Le GEFF (Groupe d’Etude de la fécondation in vitro en France) a pour mission de fédérer les cliniciens de l’AMP, afin de partager les pratiques, les connaissances, la législation, et d’être un porte-parole au niveau institutionnel.

Tous les membres du CA de ces deux sociétés sont très impliqués dans la révision de la Loi et ont donné beaucoup de leur temps afin de sensibiliser le ministère de la santé, les députés et les sénateurs sur notre quotidien et sur les modifications nécessaires pour que cette loi devienne applicable et moderne.

Nos objectifs sont de permettre la mise en place des avancées sociétales de la nouvelle loi de manière effective et pérenne. Notre souhait est que les patient(es) puissent rapidement et effectivement bénéficier de ces avancées.

  • 3) En 2017, la SMR a fait un sondage pour savoir s’il fallait autoriser les centres AMP privés à pratiquer le don de gamètes.
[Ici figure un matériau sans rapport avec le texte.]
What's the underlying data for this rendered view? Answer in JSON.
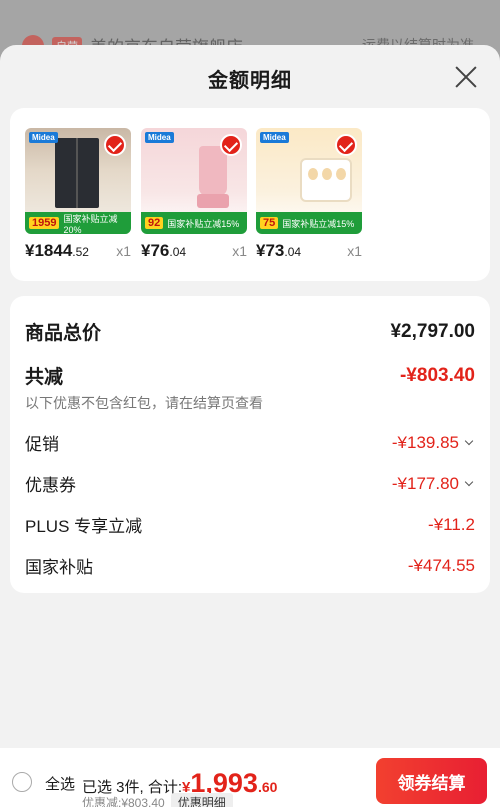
{
  "background": {
    "store_badge": "自营",
    "store_name": "美的京东自营旗舰店 ›",
    "shipping_note": "运费以结算时为准"
  },
  "sheet": {
    "title": "金额明细"
  },
  "products": [
    {
      "name": "refrigerator",
      "logo": "Midea",
      "promo_price": "1959",
      "promo_text": "国家补贴立减20%",
      "price_int": "¥1844",
      "price_dec": ".52",
      "qty": "x1"
    },
    {
      "name": "blender",
      "logo": "Midea",
      "promo_price": "92",
      "promo_text": "国家补贴立减15%",
      "price_int": "¥76",
      "price_dec": ".04",
      "qty": "x1"
    },
    {
      "name": "egg-cooker",
      "logo": "Midea",
      "promo_price": "75",
      "promo_text": "国家补贴立减15%",
      "price_int": "¥73",
      "price_dec": ".04",
      "qty": "x1"
    }
  ],
  "summary": {
    "total_label": "商品总价",
    "total_value": "¥2,797.00",
    "reduce_label": "共减",
    "reduce_value": "-¥803.40",
    "note": "以下优惠不包含红包，请在结算页查看",
    "promo_label": "促销",
    "promo_value": "-¥139.85",
    "coupon_label": "优惠券",
    "coupon_value": "-¥177.80",
    "plus_label": "PLUS 专享立减",
    "plus_value": "-¥11.2",
    "subsidy_label": "国家补贴",
    "subsidy_value": "-¥474.55"
  },
  "bottom": {
    "select_all": "全选",
    "selected_text": "已选 3件, 合计:",
    "currency": "¥",
    "total_int": "1,993",
    "total_dec": ".60",
    "discount_text": "优惠减:¥803.40",
    "detail_tag": "优惠明细",
    "checkout": "领券结算"
  },
  "colors": {
    "accent": "#e2231a",
    "promo_green": "#1f9d3a"
  }
}
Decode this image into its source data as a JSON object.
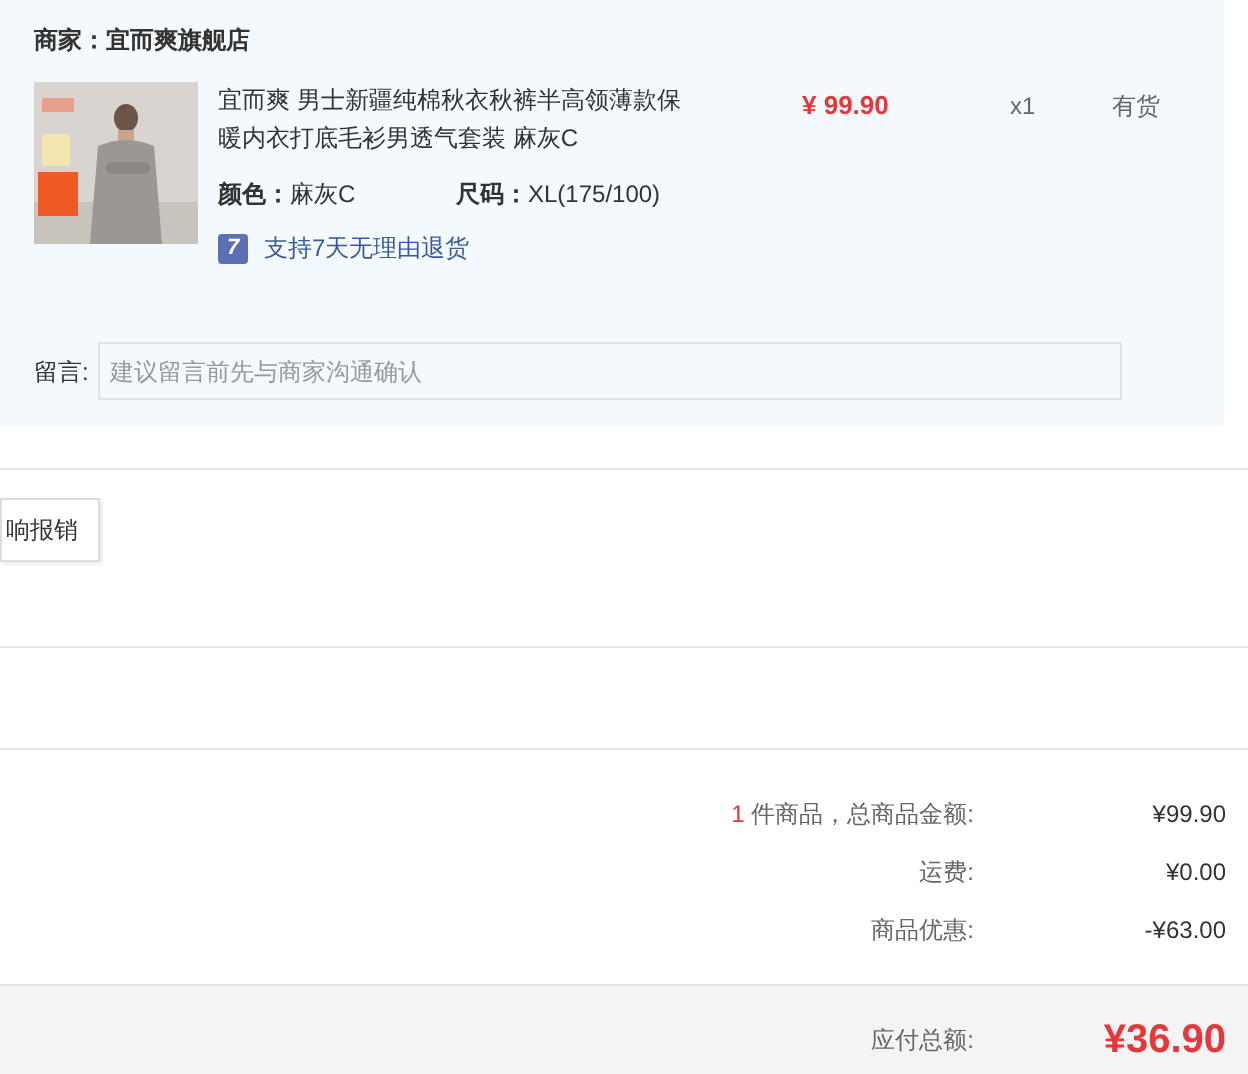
{
  "order": {
    "merchant_label": "商家：",
    "merchant_name": "宜而爽旗舰店",
    "item": {
      "title": "宜而爽 男士新疆纯棉秋衣秋裤半高领薄款保暖内衣打底毛衫男透气套装 麻灰C",
      "price": "¥ 99.90",
      "quantity": "x1",
      "stock": "有货",
      "specs": [
        {
          "label": "颜色：",
          "value": "麻灰C"
        },
        {
          "label": "尺码：",
          "value": "XL(175/100)"
        }
      ],
      "return_badge": "7",
      "return_policy": "支持7天无理由退货"
    },
    "message": {
      "label": "留言:",
      "placeholder": "建议留言前先与商家沟通确认"
    }
  },
  "invoice_button": "响报销",
  "summary": [
    {
      "count": "1",
      "label": " 件商品，总商品金额:",
      "value": "¥99.90"
    },
    {
      "label": "运费:",
      "value": "¥0.00"
    },
    {
      "label": "商品优惠:",
      "value": "-¥63.00"
    }
  ],
  "total": {
    "label": "应付总额:",
    "value": "¥36.90"
  }
}
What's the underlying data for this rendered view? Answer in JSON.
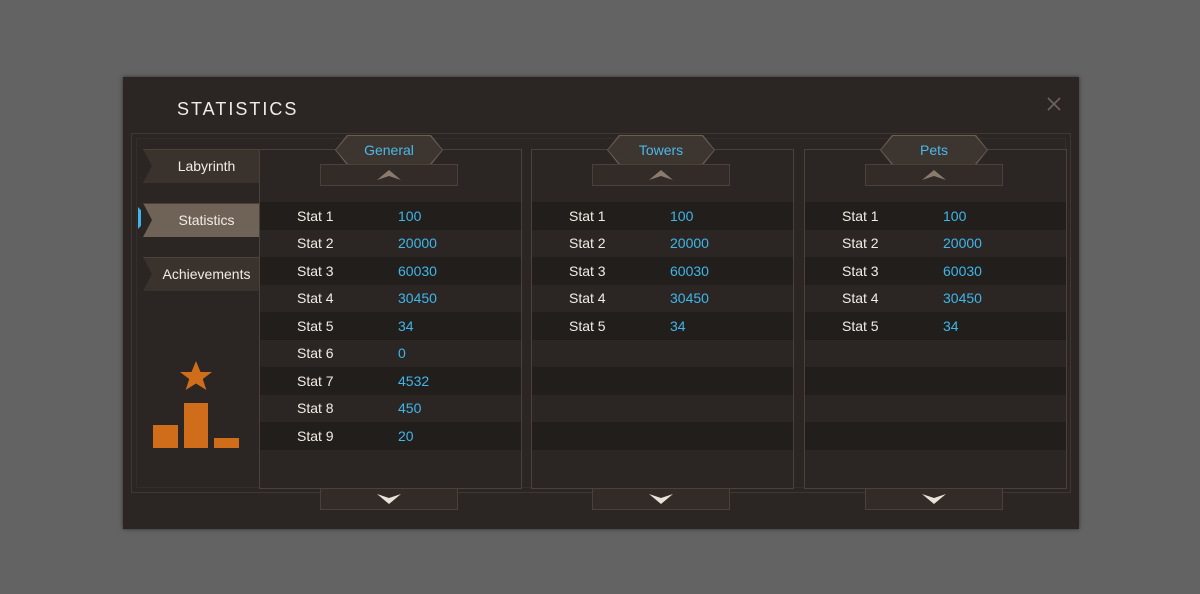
{
  "window": {
    "title": "STATISTICS"
  },
  "nav": {
    "items": [
      {
        "label": "Labyrinth",
        "active": false
      },
      {
        "label": "Statistics",
        "active": true
      },
      {
        "label": "Achievements",
        "active": false
      }
    ]
  },
  "columns": [
    {
      "header": "General",
      "stats": [
        {
          "label": "Stat 1",
          "value": "100"
        },
        {
          "label": "Stat 2",
          "value": "20000"
        },
        {
          "label": "Stat 3",
          "value": "60030"
        },
        {
          "label": "Stat 4",
          "value": "30450"
        },
        {
          "label": "Stat 5",
          "value": "34"
        },
        {
          "label": "Stat 6",
          "value": "0"
        },
        {
          "label": "Stat 7",
          "value": "4532"
        },
        {
          "label": "Stat 8",
          "value": "450"
        },
        {
          "label": "Stat 9",
          "value": "20"
        }
      ]
    },
    {
      "header": "Towers",
      "stats": [
        {
          "label": "Stat 1",
          "value": "100"
        },
        {
          "label": "Stat 2",
          "value": "20000"
        },
        {
          "label": "Stat 3",
          "value": "60030"
        },
        {
          "label": "Stat 4",
          "value": "30450"
        },
        {
          "label": "Stat 5",
          "value": "34"
        }
      ]
    },
    {
      "header": "Pets",
      "stats": [
        {
          "label": "Stat 1",
          "value": "100"
        },
        {
          "label": "Stat 2",
          "value": "20000"
        },
        {
          "label": "Stat 3",
          "value": "60030"
        },
        {
          "label": "Stat 4",
          "value": "30450"
        },
        {
          "label": "Stat 5",
          "value": "34"
        }
      ]
    }
  ],
  "icons": {
    "close": "close-icon",
    "scroll_up": "chevron-up-icon",
    "scroll_down": "chevron-down-icon",
    "trophy": "podium-star-icon",
    "nav_marker": "triangle-right-icon"
  },
  "colors": {
    "background": "#636363",
    "window": "#2b2624",
    "accent_blue": "#3fb6ea",
    "trophy_orange": "#d06d1a",
    "text": "#f1ece4"
  }
}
Quelle est votre opinion sur le sujet ?

Comme je le disais en introduction en présentant l’IMR – Bouchard, je suis bien entendu favorable pour que TOUS les Centres publics et privés soient autorisés à pratiquer le don de gamètes.
Tout ce qui a pu être écrit concernant la « médecine marchande » (cf rapport Académie de Médecine 2017 – Etude d’Impact 2019) est très insultant pour tous les médecins qui ont un exercice libéral exclusif.
Les Centres privés réalisent actuellement la moitié des tentatives sur le territoire français.
Ne pas autoriser les Centres privés :

    Est inéquitable pour l’accessibilité aux soins et impose aux couples ou aux femmes une interruption des soins lorsque le bilan de fertilité débouche vers une autoconservation ou un don et ajoute un traumatisme supplémentaire
    Jette l’opprobre sur les professionnels du privé qui travaillent dans les mêmes exactes conditions d’éthique médicale, d’autorisation et de contrôle que les centres publics ou privé à but non lucratif ; rappelons de plus que l’activité privée pour ces mêmes activités est possible dans le cadre public hospitalier. C’est incohérent avec le remboursement actuel des patientes lorsqu’elles effectuent ce traitement dans les cliniques privées à l’étranger.

De plus, le service public est incapable de répondre à la demande en l’état actuel avec des délais qui dépassent 2 ans pour l’obtention d’un don d’ovocytes. Les femmes de plus de 40 ans ne sont plus inscrites sur les listes d’attente en France. Cet état va empirer avec l’évolution de la loi. La situation discriminatoire fondée sur l’âge et l’argent, obligeant ces patients à se rendre à l’étranger, s’aggravera davantage encore. D’autre part, la pression exercée sur les centres public pour ces activités réservées à ce secteur aurait comme conséquence d’obliger une partie des patients pris en charge actuellement dans le public à se déplacer vers le privé.

  • 4) Certains médecins craignent que le droit d’accès aux origines entraîne une baisse du nombre de donneurs. Partagez-vous ces inquiétudes ?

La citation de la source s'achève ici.